Iran’s President Hassan Rouhani has decried as “inhumane and against human rights” the US-engineered sanctions against the Islamic Republic, calling for the lifting of the illegal bans.
“Is this to the benefit of the American economy, the American people, the world at large?” the Iranian president said, referring to the illegal sanctions imposed on the Islamic Republic.
Rouhani, who is in New York for the United Nations General Assembly, made the remarks in an interview with The Washington Post on Wednesday.
He also said Tehran has lived up to all its commitments under a deal dubbed the Joint Plan of Action — signed by Iran and six world powers last November — as a trust-building measure.
The Iranian president further highlighted the importance of achieving a final and comprehensive agreement over Iran’s nuclear program, underscoring that the Islamic Republic must be able to “maintain a peaceful nuclear program”.
Under no circumstances will Iran try to build, stockpile or use any kind of nuclear weapons, Rouhani emphasized, saying that Iran’s nuclear energy program is geared to energy production and medical research.
He said the P5+1 group of world powers must show goodwill and take advantage of the historic and unique opportunity which has been created to end differences on Iran’s nuclear energy program.
A final and comprehensive deal between Tehran and the six world powers could help build the confidence needed regarding the peaceful nature of Iran’s nuclear program while recognizing Iran’s inalienable right to maintain such a program, Rouhani noted.

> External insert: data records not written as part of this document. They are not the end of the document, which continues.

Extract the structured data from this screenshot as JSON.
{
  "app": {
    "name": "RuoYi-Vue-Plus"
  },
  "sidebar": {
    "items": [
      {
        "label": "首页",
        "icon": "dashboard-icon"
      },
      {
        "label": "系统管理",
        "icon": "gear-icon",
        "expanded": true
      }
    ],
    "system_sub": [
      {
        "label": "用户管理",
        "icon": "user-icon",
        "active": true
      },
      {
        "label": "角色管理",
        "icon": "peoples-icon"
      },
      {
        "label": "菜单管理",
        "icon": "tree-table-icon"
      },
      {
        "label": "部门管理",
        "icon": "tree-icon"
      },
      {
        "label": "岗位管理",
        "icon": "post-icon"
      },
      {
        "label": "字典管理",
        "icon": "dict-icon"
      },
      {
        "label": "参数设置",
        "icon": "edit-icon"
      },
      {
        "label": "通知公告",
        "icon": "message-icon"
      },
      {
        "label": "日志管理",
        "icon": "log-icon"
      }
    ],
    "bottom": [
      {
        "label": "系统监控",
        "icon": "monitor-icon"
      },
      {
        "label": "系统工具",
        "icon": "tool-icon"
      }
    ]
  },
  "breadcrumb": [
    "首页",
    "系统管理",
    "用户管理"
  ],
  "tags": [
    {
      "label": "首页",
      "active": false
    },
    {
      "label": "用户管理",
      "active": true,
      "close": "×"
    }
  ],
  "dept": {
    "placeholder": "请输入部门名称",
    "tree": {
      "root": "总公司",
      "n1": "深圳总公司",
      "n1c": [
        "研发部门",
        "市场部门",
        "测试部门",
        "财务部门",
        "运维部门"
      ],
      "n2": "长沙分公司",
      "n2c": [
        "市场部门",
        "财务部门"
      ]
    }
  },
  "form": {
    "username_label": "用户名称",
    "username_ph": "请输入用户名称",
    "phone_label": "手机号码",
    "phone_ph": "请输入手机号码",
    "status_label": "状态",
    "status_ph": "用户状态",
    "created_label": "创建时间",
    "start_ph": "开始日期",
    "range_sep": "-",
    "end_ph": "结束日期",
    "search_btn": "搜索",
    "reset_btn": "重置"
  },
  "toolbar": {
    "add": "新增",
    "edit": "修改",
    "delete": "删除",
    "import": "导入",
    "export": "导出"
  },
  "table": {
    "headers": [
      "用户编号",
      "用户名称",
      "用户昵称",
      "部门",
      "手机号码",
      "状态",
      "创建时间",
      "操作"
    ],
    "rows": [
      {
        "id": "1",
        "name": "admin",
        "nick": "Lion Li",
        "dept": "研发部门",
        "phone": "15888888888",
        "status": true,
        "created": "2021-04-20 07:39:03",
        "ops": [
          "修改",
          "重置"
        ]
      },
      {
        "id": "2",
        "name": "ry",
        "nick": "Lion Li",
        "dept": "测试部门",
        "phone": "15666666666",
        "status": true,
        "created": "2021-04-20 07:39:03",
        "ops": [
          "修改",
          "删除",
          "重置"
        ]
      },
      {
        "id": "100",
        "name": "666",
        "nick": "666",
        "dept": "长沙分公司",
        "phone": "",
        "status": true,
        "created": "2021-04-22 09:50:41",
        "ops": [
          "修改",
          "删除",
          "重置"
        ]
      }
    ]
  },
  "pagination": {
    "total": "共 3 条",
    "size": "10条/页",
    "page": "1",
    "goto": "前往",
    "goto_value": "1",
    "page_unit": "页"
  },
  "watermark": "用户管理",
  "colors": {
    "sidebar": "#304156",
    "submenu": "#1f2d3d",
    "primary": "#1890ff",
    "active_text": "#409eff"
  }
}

Iran and the P5+1 group of countries – Russia, China, the United States, Britain, and France plus Germany – are currently in talks to work out a final accord that would end the dispute over Tehran’s nuclear energy program.
The two sides signed an interim deal in Geneva, Switzerland, last November. The agreement took effect on January 20 and expired six months later. In July, they agreed to extend the negotiations until November 24 amid differences over a number of key issues.